Avcı, atanan öğretmenlerin geçinemediğiyle ilgili söylentilerin bulunduğunu belirterek, 2002 yılında net maaşı 470 lira 20 kuruş olan öğretmenlerin, 1 Ocak 2016 tarihinde maaşlarının 2 bin 544 liraya çıktığını açıkladı.
Ek dersleri de anımsatan Bakan Avcı, “2002 yılında aynı öğretmen aylık 60 saat ek ders verdiği zaman 165 lira alırken, bugün 628 lira alıyor. Yani eline ek dersle birlikte 2016 yılında 3 bin 173 lira 11 kuruş geçmeye başladı. OECD’nin bütün OECD ülkeleri için hazırladığı 2015 Eğitime Genel Bakış Raporu’nda çok açık bir biçimde ‘öğretmen maaşlarının iyileştirilmesi konusunda son 5 yılda en büyük ilerlemeyi Türkiye kaydetmiştir’ deniyor.” ifadelerini kullandı.
Sivil toplum kuruluşlarının, devlet ve kamuya ihtiyaç duyduğu her türlü desteği vermeye hazır olduğunu vurgulayan Avcı, son 13 yıldaki rakamlardaki artışın da bunu gösterdiğini bildirdi.

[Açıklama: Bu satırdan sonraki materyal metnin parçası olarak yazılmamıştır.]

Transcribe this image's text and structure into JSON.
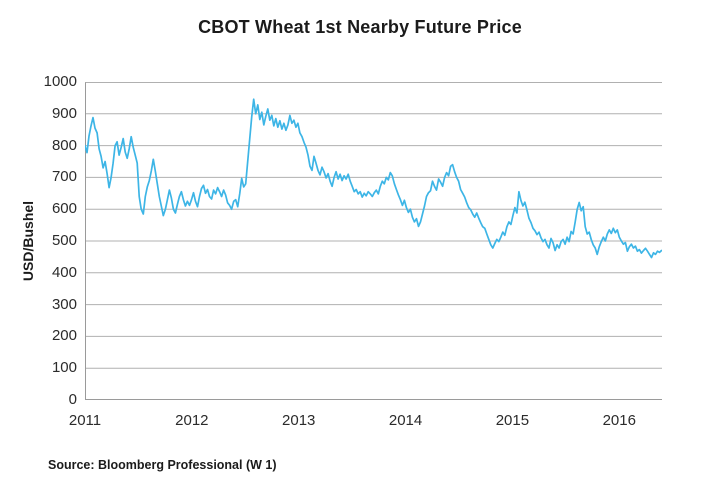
{
  "page": {
    "background": "#ffffff"
  },
  "chart_data": {
    "type": "line",
    "title": "CBOT Wheat 1st Nearby Future Price",
    "ylabel": "USD/Bushel",
    "xlabel": "",
    "source": "Source: Bloomberg Professional (W 1)",
    "legend": "none",
    "grid": "horizontal",
    "line_color": "#3db5e6",
    "grid_color": "#b0b0b0",
    "axis_color": "#9a9a9a",
    "text_color": "#2b2b2b",
    "xlim": [
      2011.0,
      2016.4
    ],
    "ylim": [
      0,
      1000
    ],
    "yticks": [
      0,
      100,
      200,
      300,
      400,
      500,
      600,
      700,
      800,
      900,
      1000
    ],
    "xticks": [
      2011,
      2012,
      2013,
      2014,
      2015,
      2016
    ],
    "x_start": 2011.0,
    "x_step_years": 0.0188,
    "values": [
      800,
      778,
      830,
      862,
      888,
      855,
      840,
      790,
      766,
      730,
      750,
      712,
      668,
      700,
      745,
      800,
      812,
      770,
      795,
      822,
      780,
      760,
      790,
      828,
      795,
      770,
      745,
      640,
      600,
      585,
      640,
      670,
      690,
      720,
      757,
      720,
      680,
      640,
      610,
      580,
      600,
      630,
      660,
      635,
      600,
      588,
      615,
      640,
      655,
      630,
      610,
      625,
      612,
      630,
      652,
      625,
      608,
      640,
      665,
      675,
      650,
      662,
      640,
      632,
      660,
      648,
      668,
      655,
      640,
      660,
      645,
      620,
      612,
      600,
      625,
      630,
      608,
      648,
      697,
      670,
      680,
      750,
      820,
      890,
      946,
      900,
      928,
      882,
      905,
      865,
      892,
      915,
      880,
      895,
      862,
      885,
      858,
      878,
      852,
      870,
      848,
      865,
      895,
      870,
      880,
      858,
      870,
      840,
      828,
      810,
      795,
      770,
      735,
      722,
      766,
      745,
      722,
      708,
      732,
      718,
      698,
      712,
      688,
      672,
      700,
      718,
      695,
      710,
      690,
      705,
      695,
      710,
      688,
      672,
      655,
      662,
      648,
      655,
      638,
      650,
      642,
      655,
      648,
      640,
      652,
      660,
      648,
      672,
      688,
      680,
      700,
      692,
      715,
      705,
      680,
      662,
      645,
      630,
      612,
      628,
      605,
      590,
      600,
      575,
      560,
      570,
      546,
      560,
      585,
      610,
      640,
      652,
      658,
      688,
      672,
      660,
      695,
      685,
      672,
      700,
      715,
      705,
      735,
      740,
      718,
      700,
      688,
      662,
      650,
      638,
      620,
      605,
      598,
      585,
      575,
      588,
      572,
      558,
      545,
      540,
      522,
      505,
      488,
      478,
      492,
      505,
      498,
      512,
      528,
      518,
      545,
      560,
      552,
      580,
      605,
      588,
      655,
      628,
      610,
      622,
      598,
      572,
      558,
      540,
      532,
      520,
      528,
      510,
      498,
      505,
      488,
      478,
      508,
      494,
      470,
      488,
      478,
      498,
      505,
      490,
      512,
      498,
      530,
      522,
      560,
      600,
      621,
      595,
      608,
      545,
      522,
      528,
      505,
      488,
      478,
      458,
      482,
      498,
      512,
      500,
      522,
      535,
      524,
      540,
      526,
      535,
      512,
      500,
      490,
      495,
      468,
      482,
      490,
      478,
      484,
      468,
      473,
      462,
      470,
      477,
      468,
      458,
      448,
      463,
      458,
      468,
      464,
      470
    ]
  }
}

Türkiye genelinde derslik başına düşen öğrenci sayısının 28 olduğunu, Orta Anadolu‘daki illerin pek çoğunda sayının 22’ye indiğini anlatan Avcı, İstanbul, Urfa, Batman ve göç alan illerde hala ciddi sorunlar yaşandığını, bunları da el birliği ile aşacaklarını vurguladı.
Bakan Avcı, sivil toplum katkısı denildiği zaman genellikle fiziki katkı anlaşıldığına işaret ederek, “Ama artık fizikiden çok beşeri alt yapıya yani insana, öğrenciye ve öğretmenlere yatırım yapılması gerekli. Mesela sivil toplum kuruluşları her yıl belli sayıda öğretmeni yurt dışına gönderseler. Öğrencileri yaz tatilinde İstanbul, Konya, Eskişehir‘e götürüp, kültürel ortamlarda başka arkadaşlarıyla birlikte olmalarını sağlasalar. Bu sayede beşeri alt yapıya da yatırım yapılsa çok güzel olur.” dedi.
Konferansa, Konya Valisi Muammer Erol, Milli Eğitim Bakan Yardımcısı Orhan Erdem, Eğitim Bir-Sen Genel Başkan Yardımcısı Latif Selvi, Ak Parti Konya milletvekilleri, rektörler ve sivil toplum kuruluşlarının temsilcileri katıldı.